North Korea Sidesteps UN Sanctions To Help Its Economy

North Korea-Sanctions-U.S.-China

North Korea, hurt by U.S. and U.N. sanctions, has found creative workarounds to aid the country’s economy, according to a report in The Wall Street Journal.

In one instance, North Korea earned $100,000 by selling wood to a Chinese company. The country needed the money to pay oil suppliers, but its access to the global financial system is hampered by sanctions meant to force the country to end its nuclear program.

To get around the imposition, North Korea asked someone in China to wire the money to a trader in Singapore, who would use it on the country’s behalf.

Schemes like this, prosecutors allege, are used repeatedly by the country. In fact, North Korea has built a whole financial network to evade the sanctions — the country has bought oil, coal and tobacco all outside rules created to make sure it doesn’t do so.

The regime of Kim Jong-un has used complicated shipping maneuvers to move goods, has created fake companies to hide activities and has made millions selling military training and computer-based programming services.

The main thrust of activity is moving around U.S. dollars by keeping money with overseas associates, hiding the connection to the country.
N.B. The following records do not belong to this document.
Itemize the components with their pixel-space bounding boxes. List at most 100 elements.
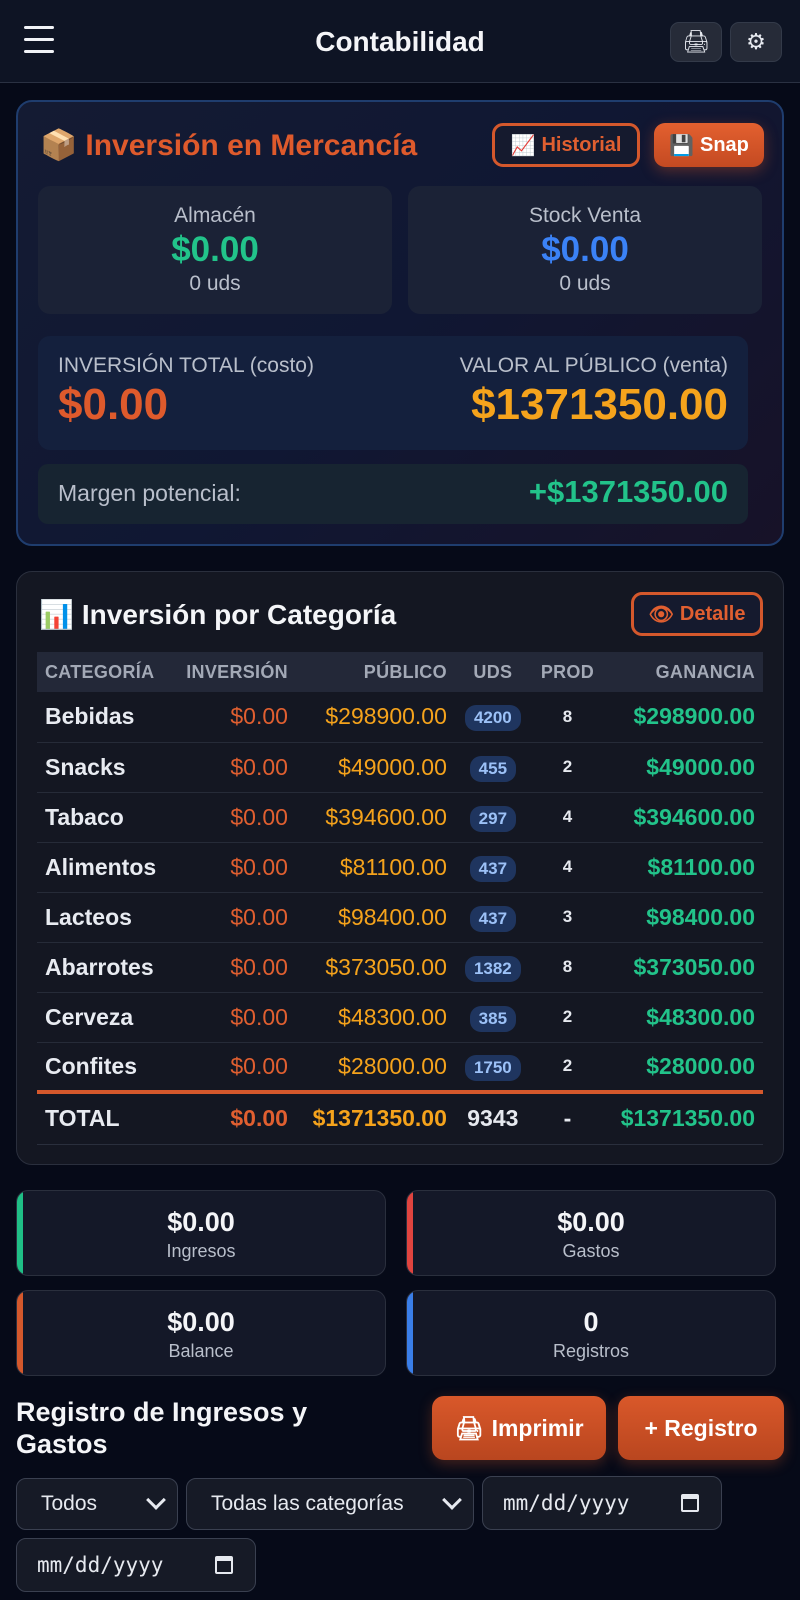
almacen-box: Almacén $0.00 0 uds (38, 186, 392, 314)
detalle-button[interactable]: 👁 Detalle (631, 592, 763, 636)
products-cell: 4 (562, 857, 573, 876)
investment-cell: $0.00 (230, 1052, 288, 1079)
profit-cell: $28000.00 (646, 1052, 755, 1079)
category-cell: Tabaco (45, 803, 124, 830)
category-cell: Alimentos (45, 853, 157, 880)
products-cell: 8 (562, 706, 573, 726)
registro-title: Registro de Ingresos y Gastos (16, 1397, 308, 1459)
public-value-cell: $49000.00 (338, 753, 447, 780)
category-cell: Bebidas (45, 703, 135, 730)
investment-title: 📦 Inversión en Mercancía (40, 129, 418, 162)
top-bar: Contabilidad 🖨 ⚙ (0, 0, 800, 83)
units-cell: 1750 (455, 1042, 531, 1092)
category-cell: Confites (45, 1052, 137, 1079)
public-value-cell: $48300.00 (338, 1003, 447, 1030)
units-cell: 385 (455, 992, 531, 1042)
category-cell: Snacks (45, 753, 126, 780)
stat-accent-bar (407, 1191, 413, 1275)
public-value-cell: $394600.00 (325, 803, 447, 830)
table-row[interactable]: Cerveza $0.00 $48300.00 385 2 $48300.00 (37, 992, 763, 1042)
table-row[interactable]: Confites $0.00 $28000.00 1750 2 $28000.00 (37, 1042, 763, 1092)
add-registro-button[interactable]: + Registro (618, 1396, 784, 1460)
table-row[interactable]: Abarrotes $0.00 $373050.00 1382 8 $373050.00 (37, 942, 763, 992)
products-cell: 4 (562, 807, 573, 826)
print-button[interactable]: 🖨 (670, 22, 722, 62)
date-to-input[interactable]: mm/dd/yyyy (16, 1538, 256, 1592)
units-cell: 437 (455, 892, 531, 942)
profit-cell: $98400.00 (646, 903, 755, 930)
category-cell: Abarrotes (45, 953, 154, 980)
gastos-stat: $0.00 Gastos (406, 1190, 776, 1276)
units-cell: 455 (455, 742, 531, 792)
products-cell: 3 (562, 907, 573, 926)
calendar-icon[interactable] (215, 1556, 233, 1574)
table-header-row: CATEGORÍA INVERSIÓN PÚBLICO UDS PROD GAN… (37, 652, 763, 692)
units-cell: 437 (455, 842, 531, 892)
units-badge: 1750 (464, 1054, 521, 1081)
investment-cell: $0.00 (230, 703, 288, 730)
margin-value: +$1371350.00 (528, 474, 728, 509)
units-cell: 1382 (455, 942, 531, 992)
column-header: CATEGORÍA (45, 661, 155, 682)
imprimir-button[interactable]: 🖨 Imprimir (432, 1396, 606, 1460)
date-from-input[interactable]: mm/dd/yyyy (482, 1476, 722, 1530)
products-cell: 2 (562, 1056, 573, 1076)
units-badge: 385 (469, 1005, 517, 1032)
category-cell: Lacteos (45, 903, 132, 930)
calendar-icon[interactable] (681, 1494, 699, 1512)
profit-cell: $49000.00 (646, 753, 755, 780)
category-cell: Cerveza (45, 1003, 134, 1030)
profit-cell: $81100.00 (647, 853, 755, 880)
total-investment-box: INVERSIÓN TOTAL (costo) $0.00 VALOR AL P… (38, 336, 748, 450)
balance-stat: $0.00 Balance (16, 1290, 386, 1376)
package-icon: 📦 (40, 129, 78, 162)
snap-button[interactable]: 💾 Snap (654, 123, 764, 167)
stat-accent-bar (17, 1291, 23, 1375)
products-cell: 8 (562, 957, 573, 976)
units-badge: 437 (469, 855, 517, 882)
investment-cell: $0.00 (230, 853, 288, 880)
table-row[interactable]: Snacks $0.00 $49000.00 455 2 $49000.00 (37, 742, 763, 792)
table-row[interactable]: Lacteos $0.00 $98400.00 437 3 $98400.00 (37, 892, 763, 942)
public-value-cell: $298900.00 (325, 703, 447, 730)
public-value-cell: $98400.00 (338, 903, 447, 930)
bar-chart-icon: 📊 (39, 599, 74, 630)
units-badge: 1382 (464, 955, 521, 982)
gear-icon: ⚙ (746, 29, 766, 54)
type-filter-select[interactable]: Todos (16, 1478, 178, 1530)
almacen-value: $0.00 (171, 230, 259, 269)
category-filter-select[interactable]: Todas las categorías (186, 1478, 474, 1530)
chevron-down-icon (146, 1490, 166, 1510)
ingresos-stat: $0.00 Ingresos (16, 1190, 386, 1276)
units-cell: 4200 (455, 692, 531, 742)
investment-cell: $0.00 (230, 903, 288, 930)
products-cell: 2 (562, 1007, 573, 1026)
category-title: 📊 Inversión por Categoría (39, 599, 397, 630)
chart-up-icon: 📈 (510, 134, 536, 157)
table-row[interactable]: Alimentos $0.00 $81100.00 437 4 $81100.00 (37, 842, 763, 892)
settings-button[interactable]: ⚙ (730, 22, 782, 62)
printer-icon: 🖨 (682, 29, 710, 54)
column-header: PROD (540, 661, 595, 682)
column-header: INVERSIÓN (186, 661, 288, 682)
column-header: PÚBLICO (363, 661, 447, 682)
investment-card: 📦 Inversión en Mercancía 📈 Historial 💾 Sn… (16, 100, 784, 546)
investment-cell: $0.00 (230, 753, 288, 780)
profit-cell: $298900.00 (633, 703, 755, 730)
investment-cell: $0.00 (230, 1003, 288, 1030)
margin-box: Margen potencial: +$1371350.00 (38, 464, 748, 524)
registros-stat: 0 Registros (406, 1290, 776, 1376)
column-header: GANANCIA (655, 661, 755, 682)
investment-cell: $0.00 (230, 953, 288, 980)
products-cell: 2 (562, 757, 573, 776)
profit-cell: $48300.00 (646, 1003, 755, 1030)
table-total-row: TOTAL $0.00 $1371350.00 9343 - $1371350.… (37, 1092, 763, 1144)
historial-button[interactable]: 📈 Historial (492, 123, 640, 167)
public-value-cell: $81100.00 (339, 853, 447, 880)
floppy-disk-icon: 💾 (669, 134, 694, 157)
table-row[interactable]: Tabaco $0.00 $394600.00 297 4 $394600.00 (37, 792, 763, 842)
printer-icon: 🖨 (454, 1414, 484, 1441)
profit-cell: $394600.00 (633, 803, 755, 830)
table-row[interactable]: Bebidas $0.00 $298900.00 4200 8 $298900.00 (37, 692, 763, 742)
column-header: UDS (473, 661, 513, 682)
The associates are the ones who move the money through U.S. banks.

Joshua Stanton, a lawyer who helped draft U.S. sanctions against North Korea, said this technique helps the country hide the money.

“Only a small amount of money enters North Korea,” Stanton said. “Most of it sits in foreign banks and moves around.”

Washington has taken action. It’s gone after some companies it’s accused of conspiring with North Korea, and it’s looking into some Chinese banks. In 2016, prosecutors in the U.S. said a number of banks processed transfers that were involved with North Korea.

The problem, according to U.S. prosecutor Zia Faruqui is that North Korea is very good at hiding these transactions.

“When you find a good blackjack table that is paying out, everyone goes and tries to cash that out,” Faruqui said. “When you find a front company that you can push U.S. dollars through, and you’re a North Korean bank, you’re going to use it for everything.”